If we can't get jooby.org back, then we need to disclose to the various tutorials that they need to update all their links to jooby.io. We should also probably disclose to JitPack, Sonatype, etc. that jooby.org is owned by an untrusted party, and they should blacklist anyone trying to create new maven groups under that name. But that is all a lot of work for a lot of people, and if we can just get the domain back then we don't have to do any of it.

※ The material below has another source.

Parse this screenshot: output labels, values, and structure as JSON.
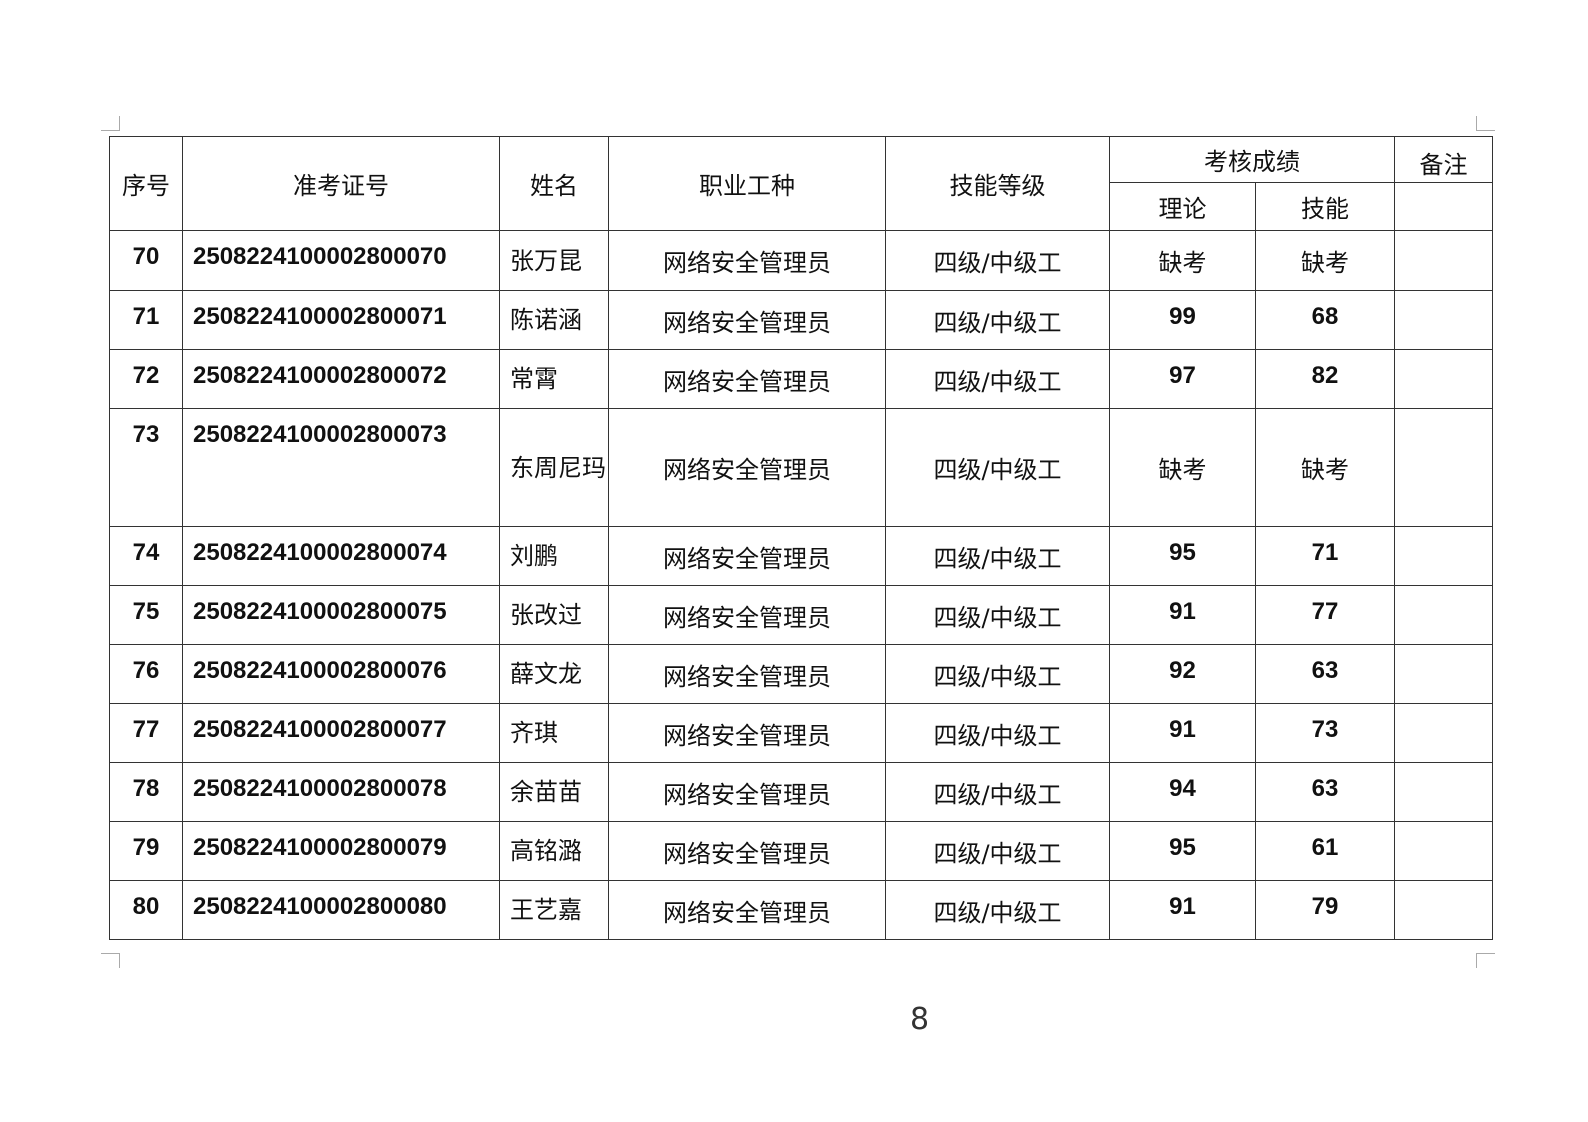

In the short-term, we should definitely email abuse@godaddy.com and point them to this github issue - at the very least I think they will take it down. I'll email you @jknack about other ways I can help you. If you use Jooby and have a dedicated legal/security team, chime-in, we could use your help!

[marksack]

@nedtwigg @jknack Is there any update on the status of this issue? Have any of the disclosures been made? Any progress towards getting the domain back?

[jknack]

Tried everything... nothing works. They (go daddy) just don't care:

Hello there!
I just wanted to reach out because the seller has viewed the offer and has not responded after. I have sent a follow up email to see if there is any interest in selling or if they have an asking price in mind and still have not received a response.
Normally this is because they are not intending to sell the domain and are just choosing to ignore us. Most sellers will ignore offers if they feel you are too far apart in countering. At this point you would need to increase your budget to continue to pursue the domain.
I would recommend an increased offer of $4000.00 to try and get some movement from the seller. More than likely we can get a response this way to either accept or at least counter us back. Please keep in mind any offer will be due immediately if accepted. I normally use this strategy with the seller to try and get a quick deal in place if they know the funds are available.
Also as a reminder there is a 20% domain buy service fee attached to the sale price if we get a deal in place since we are brokering the domain through our auction.
Any questions or concerns let me know, thanks!

About the abuse, they never write me back. So filled a copyright complain:

Dear Sir or Madam,
The website is not hosted by GoDaddy. We ask that you please note the following information:
The registrar is the company that sells a domain name registration to a person or company.
The registrant is the person or company that purchases a domain name for use.
The hosting provider is the company that provides space on its computers for the files that make up the content of the website.
While GoDaddy offers services as both a registrar and a hosting provider, this does not mean that we provide both services for every domain that is registered through our company.

[nedtwigg]

Sonatype was notified, so the mavencentral artifacts will remain safe. There are a lot of tutorials based on 1.x, those will probably remain risky unfortunately.